8 Slices of Veal Scallopine, pounded to 1/4" thickness 
8 Slices of Deli cut Procuitto Di Parma 
1/2 cup Pine nuts 
1/2 cup Raisins 
16 Fresh Sage Leaves 
8 thin cut slices of Fontina (or similar semi-soft mild cheese) 
Kosher Salt 
Fresh Cracked Pepper 
3 Tbsp. Olive Oil 
1/2 cup white, all purpose flour 
16 toothpicks 

*For the Arrabiatta:*

1 pound Linguine 
3 tablespoons olive oil + 2 tablespoons extra virgin 
1 large sweet onion (Vidalia or Maui is good), cut into ½” dice 
6 medium cloves garlic, thinly sliced 
1/2 teaspoon crushed red pepper flakes 
1 (28-ounce) can Italian plum tomatoes(preferably San Marzano Tomatoes) 
1 cup dry White wine 
1/2 cup chicken stock or broth 
3 tablespoons capers, drained 
3 tablespoons fresh thyme 
2 tablespoons coarsely chopped fresh flat-leaf parsley 
Kosher salt 
Fresh Cracked Pepper 

*Method:*

Lightly season both sides of the veal with salt and pepper. Lay one slice of procuitto on each slice of veal, then one slice of cheese, two sage leaves, some raisins and pine nuts, then tightly roll and secure with toothpicks. Lightly coat the veal with flour. Heat olive oil in a large sauté pan until lightly smoking. Add the veal and sear until golden brown on two sides. Remove from pan and reserve. Empty out the oil in the pan, and add 3 tablespoons of fresh oil. Add the onions, garlic, and chili pepper, and sauté until a light golden brown. Add the can of tomatoes and all the juices, and using your hand (the fun part) squeeze and crush the tomatoes (don't wear a nice shirt). Add the wine and stock to the pan and using a wooden spoon, scrape up the browned bits from the bottom of the pan. Place the veal into the sauce. Bring up the sauce up to a boil, then reduce to a light simmer, and cook until the liquid is reduced and the sauce is thick, about 45-60 minutes, but always make sure that the veal mostly submerged in the sauce. Meanwhile, bring a large pot of salted water to a boil. Add pasta and cook until al dente (do this as close to the end of the dish as possible). When sauce is done, remove veal from the pan and carefully remove the toothpicks.
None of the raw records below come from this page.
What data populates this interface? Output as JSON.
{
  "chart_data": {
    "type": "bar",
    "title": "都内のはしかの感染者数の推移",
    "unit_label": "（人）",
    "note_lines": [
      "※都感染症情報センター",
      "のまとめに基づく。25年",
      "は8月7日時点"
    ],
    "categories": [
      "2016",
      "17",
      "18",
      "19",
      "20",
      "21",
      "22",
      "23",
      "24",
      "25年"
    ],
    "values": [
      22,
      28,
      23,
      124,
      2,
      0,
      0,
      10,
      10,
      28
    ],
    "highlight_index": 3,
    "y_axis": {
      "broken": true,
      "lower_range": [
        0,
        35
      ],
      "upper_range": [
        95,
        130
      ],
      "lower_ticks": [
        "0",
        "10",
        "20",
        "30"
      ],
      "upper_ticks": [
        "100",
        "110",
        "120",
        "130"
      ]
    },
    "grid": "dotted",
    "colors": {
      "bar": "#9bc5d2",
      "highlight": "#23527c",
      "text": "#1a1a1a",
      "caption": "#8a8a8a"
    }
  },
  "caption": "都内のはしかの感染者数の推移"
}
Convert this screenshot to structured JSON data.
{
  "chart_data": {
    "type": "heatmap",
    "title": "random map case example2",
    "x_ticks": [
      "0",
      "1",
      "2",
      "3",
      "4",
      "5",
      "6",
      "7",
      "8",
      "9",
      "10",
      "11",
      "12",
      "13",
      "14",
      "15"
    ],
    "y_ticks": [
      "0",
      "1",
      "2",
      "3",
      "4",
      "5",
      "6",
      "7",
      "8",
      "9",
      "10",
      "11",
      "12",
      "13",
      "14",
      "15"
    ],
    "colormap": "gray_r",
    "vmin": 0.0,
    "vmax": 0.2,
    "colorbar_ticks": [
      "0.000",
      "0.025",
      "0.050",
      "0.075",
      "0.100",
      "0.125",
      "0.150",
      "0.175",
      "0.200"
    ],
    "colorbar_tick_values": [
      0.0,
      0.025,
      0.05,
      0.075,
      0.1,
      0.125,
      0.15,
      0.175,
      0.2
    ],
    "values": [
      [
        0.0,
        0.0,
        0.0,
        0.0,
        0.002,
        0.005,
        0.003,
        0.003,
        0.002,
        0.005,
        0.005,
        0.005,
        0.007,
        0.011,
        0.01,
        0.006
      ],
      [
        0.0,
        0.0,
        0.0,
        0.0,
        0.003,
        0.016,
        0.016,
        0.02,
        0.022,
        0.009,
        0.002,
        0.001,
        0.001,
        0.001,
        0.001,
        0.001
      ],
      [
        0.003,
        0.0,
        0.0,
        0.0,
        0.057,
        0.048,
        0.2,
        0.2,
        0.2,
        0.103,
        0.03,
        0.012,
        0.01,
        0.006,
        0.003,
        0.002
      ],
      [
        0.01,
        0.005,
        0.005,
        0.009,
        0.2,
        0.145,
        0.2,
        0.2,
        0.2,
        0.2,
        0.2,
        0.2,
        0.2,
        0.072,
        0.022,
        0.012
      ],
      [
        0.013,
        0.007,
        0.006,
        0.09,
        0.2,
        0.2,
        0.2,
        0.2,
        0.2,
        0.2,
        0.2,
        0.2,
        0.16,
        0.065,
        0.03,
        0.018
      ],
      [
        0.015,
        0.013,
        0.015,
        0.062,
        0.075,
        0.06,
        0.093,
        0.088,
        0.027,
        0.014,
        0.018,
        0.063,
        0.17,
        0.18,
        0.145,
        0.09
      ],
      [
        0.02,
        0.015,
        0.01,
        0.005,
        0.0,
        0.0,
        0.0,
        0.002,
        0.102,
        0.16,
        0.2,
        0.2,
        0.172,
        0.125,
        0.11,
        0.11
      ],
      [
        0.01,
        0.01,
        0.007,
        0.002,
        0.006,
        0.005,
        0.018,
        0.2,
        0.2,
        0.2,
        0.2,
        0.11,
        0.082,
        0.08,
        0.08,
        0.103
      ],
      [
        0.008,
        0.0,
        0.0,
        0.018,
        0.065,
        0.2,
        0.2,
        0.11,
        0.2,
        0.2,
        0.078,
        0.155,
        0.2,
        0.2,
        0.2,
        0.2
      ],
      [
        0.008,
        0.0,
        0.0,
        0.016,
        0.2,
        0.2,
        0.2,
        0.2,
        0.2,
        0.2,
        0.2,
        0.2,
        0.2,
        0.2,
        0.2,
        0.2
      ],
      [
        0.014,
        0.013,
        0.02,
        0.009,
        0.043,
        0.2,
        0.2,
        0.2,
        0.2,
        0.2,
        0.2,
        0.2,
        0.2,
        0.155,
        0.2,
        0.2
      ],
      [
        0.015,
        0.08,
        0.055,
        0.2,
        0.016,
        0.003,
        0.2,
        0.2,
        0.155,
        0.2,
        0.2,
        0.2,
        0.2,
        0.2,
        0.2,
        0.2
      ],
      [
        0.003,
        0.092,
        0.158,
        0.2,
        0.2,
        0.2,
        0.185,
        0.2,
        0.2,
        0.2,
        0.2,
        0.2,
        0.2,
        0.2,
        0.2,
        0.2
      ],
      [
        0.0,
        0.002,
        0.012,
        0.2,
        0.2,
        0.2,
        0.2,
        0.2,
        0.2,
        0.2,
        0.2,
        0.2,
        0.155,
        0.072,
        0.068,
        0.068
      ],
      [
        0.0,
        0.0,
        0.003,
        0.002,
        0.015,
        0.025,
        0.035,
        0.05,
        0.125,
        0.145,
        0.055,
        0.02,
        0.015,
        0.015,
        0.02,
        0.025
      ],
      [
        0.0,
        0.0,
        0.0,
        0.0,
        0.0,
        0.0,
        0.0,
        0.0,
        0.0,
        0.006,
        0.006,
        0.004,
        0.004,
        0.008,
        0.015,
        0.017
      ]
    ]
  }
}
Stir in the capers thyme, parsley, and off the heat, 2 tablespoons of extra virgin olive oil. Season to taste with salt, toss with the pasta, and serve with the veal on top.


----------



## mish (Nov 27, 2005)

I love veal, and this looks delicious. (I'll be sure not to wear a nice shirt -- I don't want to miss the fun part )
You won't tell anyone if I leave the chili pepper out? Thank you, IC.


----------



## ironchef (Nov 28, 2005)

mish said:
			
		

> I love veal, and this looks delicious. (I'll be sure not to wear a nice shirt -- I don't want to miss the fun part )
> You won't tell anyone if I leave the chili pepper out? Thank you, IC.


 
I won't tell...but you'll have to change the name to Linguine Pomodoro instead of Arrabiatta or else the Italian chef I used to work for might come after you screaming.


----------